Rebekah

 

Although my father is one of the world’s great technology buffs, there was one innovation my family never adopted. It was the “Christmas list.” All my friends had one, and I was frequently bitter about it. A Christmas list guaranteed you the top item on your list, and you were likely to get the top five! But my parents held firm; in my house you never knew what you were getting for Christmas, and oddly enough, it made Christmas more fun. Since we were never given instructions, we spent months in furtive observation of our family members, filing away pieces of conversations for gift ideas. Sometimes the results were great, and sometimes they weren’t, but opening presents was always exciting. Even better than receiving the perfect gift was being acclaimed as the giver of the best gift of the year (defined as the funniest, most appropriate, or most ridiculous). My father, incidentally, received many of the “best” gifts as well as most of the worst, the result of having hobbies which were well out of his children’s price range, forcing them to become extra-creative.

This entertaining tradition unfortunately began to die a slow death when my sister went off to college and was embalmed soon after my graduation. Without the close contact with our family, we could no longer pick up subtle clues about what they might want but wouldn’t think of buying, and as a family were reduced to giving gift cards (which are very useful, but on the fun-of-giving scale rate as pathetic). My sister rescued us all one year when she discovered the WorldVision Gift Catalog, which allows you to buy a gift for a person who truly needs one, in honor of your loved one. The next year my parents bought “me” a camel. We gave my public-school principal mother-in-law a new school. It was a wonderful new world of finding the perfect gift.

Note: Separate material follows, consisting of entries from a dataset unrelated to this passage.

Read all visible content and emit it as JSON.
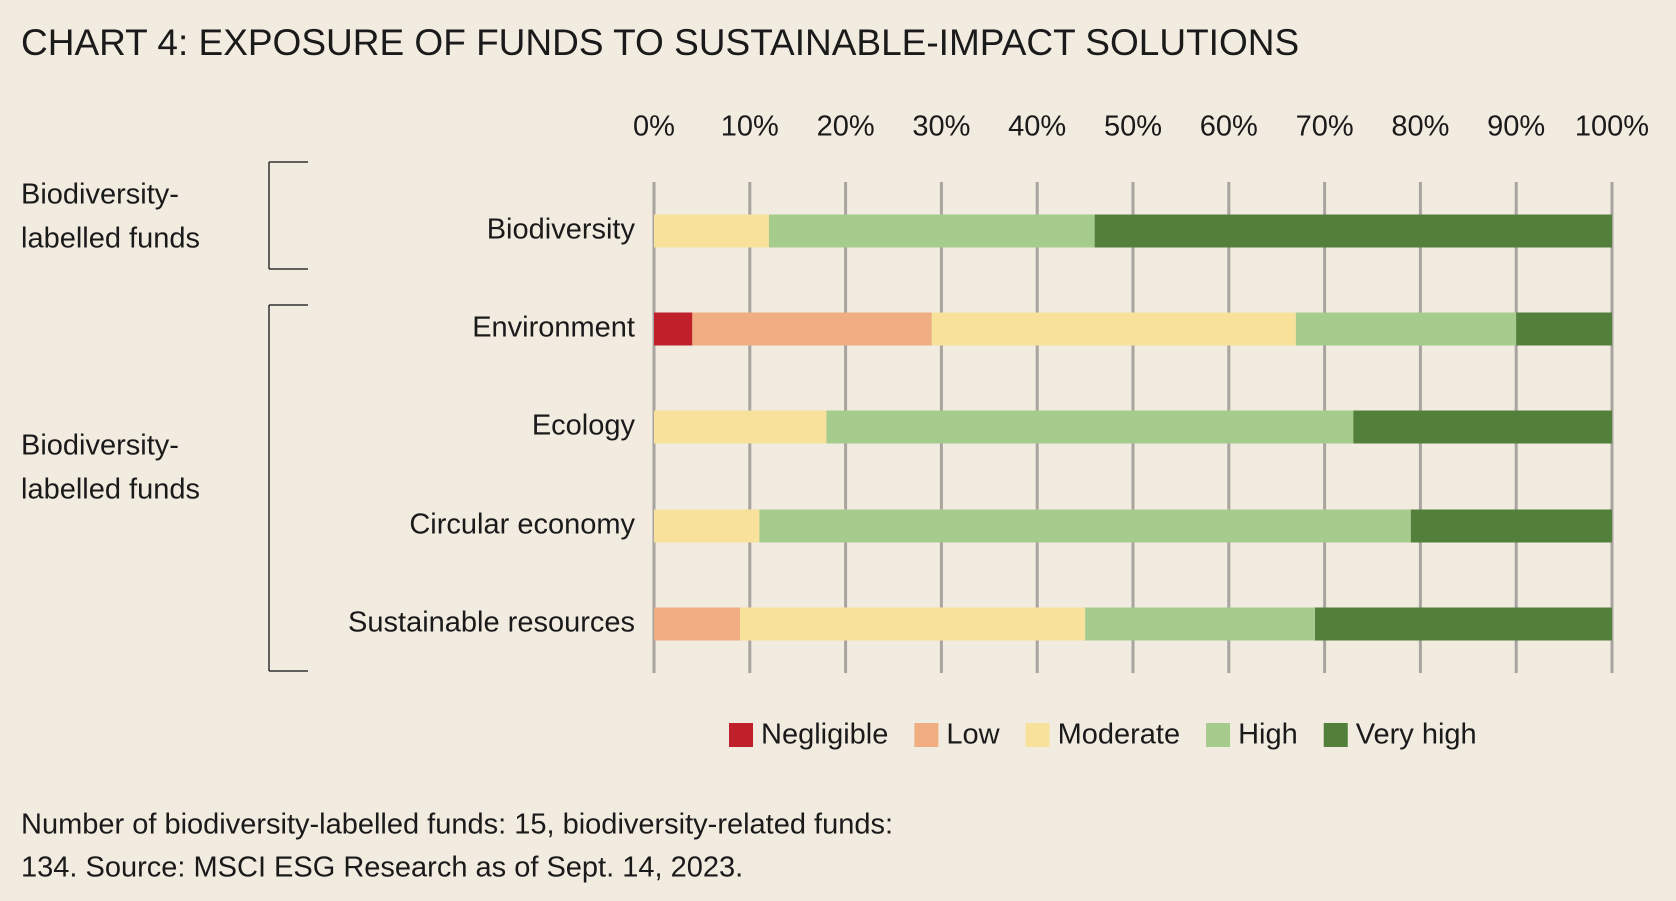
{
  "chart_data": {
    "type": "stacked-bar-horizontal",
    "title": "CHART 4: EXPOSURE OF FUNDS TO SUSTAINABLE-IMPACT SOLUTIONS",
    "categories": [
      "Biodiversity",
      "Environment",
      "Ecology",
      "Circular economy",
      "Sustainable resources"
    ],
    "series": [
      {
        "name": "Negligible",
        "color": "#c0202a",
        "values": [
          0,
          4,
          0,
          0,
          0
        ]
      },
      {
        "name": "Low",
        "color": "#f0ad82",
        "values": [
          0,
          25,
          0,
          0,
          9
        ]
      },
      {
        "name": "Moderate",
        "color": "#f8e19b",
        "values": [
          12,
          38,
          18,
          11,
          36
        ]
      },
      {
        "name": "High",
        "color": "#a5cc8c",
        "values": [
          34,
          23,
          55,
          68,
          24
        ]
      },
      {
        "name": "Very high",
        "color": "#527f3a",
        "values": [
          54,
          10,
          27,
          21,
          31
        ]
      }
    ],
    "xlim": [
      0,
      100
    ],
    "xticks": [
      {
        "value": 0,
        "label": "0%"
      },
      {
        "value": 10,
        "label": "10%"
      },
      {
        "value": 20,
        "label": "20%"
      },
      {
        "value": 30,
        "label": "30%"
      },
      {
        "value": 40,
        "label": "40%"
      },
      {
        "value": 50,
        "label": "50%"
      },
      {
        "value": 60,
        "label": "60%"
      },
      {
        "value": 70,
        "label": "70%"
      },
      {
        "value": 80,
        "label": "80%"
      },
      {
        "value": 90,
        "label": "90%"
      },
      {
        "value": 100,
        "label": "100%"
      }
    ],
    "grid": true,
    "groups": [
      {
        "lines": [
          "Biodiversity-",
          "labelled funds"
        ]
      },
      {
        "lines": [
          "Biodiversity-",
          "labelled funds"
        ]
      }
    ],
    "footnote": [
      "Number of biodiversity-labelled funds: 15, biodiversity-related funds:",
      "134. Source: MSCI ESG Research as of Sept. 14, 2023."
    ]
  }
}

Almost all charities will accept donations in someone’s honor. We’ve now given gifts which give life-altering surgery to children, counseling to women rescued from the sex trade, harvest-enhancing seedlings to struggling farmers, and better lives to children in orphanages. And we’ve discovered fair trade gifts as well.

Fair trade means that the company is certified as treating its workers “fairly”, by paying them a living wage and not exploiting children, among other requirements. Many fair trade organizations also use environmentally sustainable methods. By providing a market for their goods, we improve their lives and often our own. For example, buying fair trade coffee will pay the coffee farmer a living wage. If by farming coffee he earns enough to feed his family and send his children to school, he may not feel compelled to farm cocaine. The Hunger Site, SERRV International, and Ten Thousand Villages are examples of groups which offer a large variety of fairly traded products.

This year I began my Christmas shopping with the philosophy of fair-trade first. Our current gift-list is 90 percent charity contributions or fair-trade gifts. These gifts are often more inexpensive than a sweater, but they are much more meaningful (unless you count the fair-trade sweater I’m considering for my sister’s birthday)! Which person on your gift list deserves a gift truly worth giving?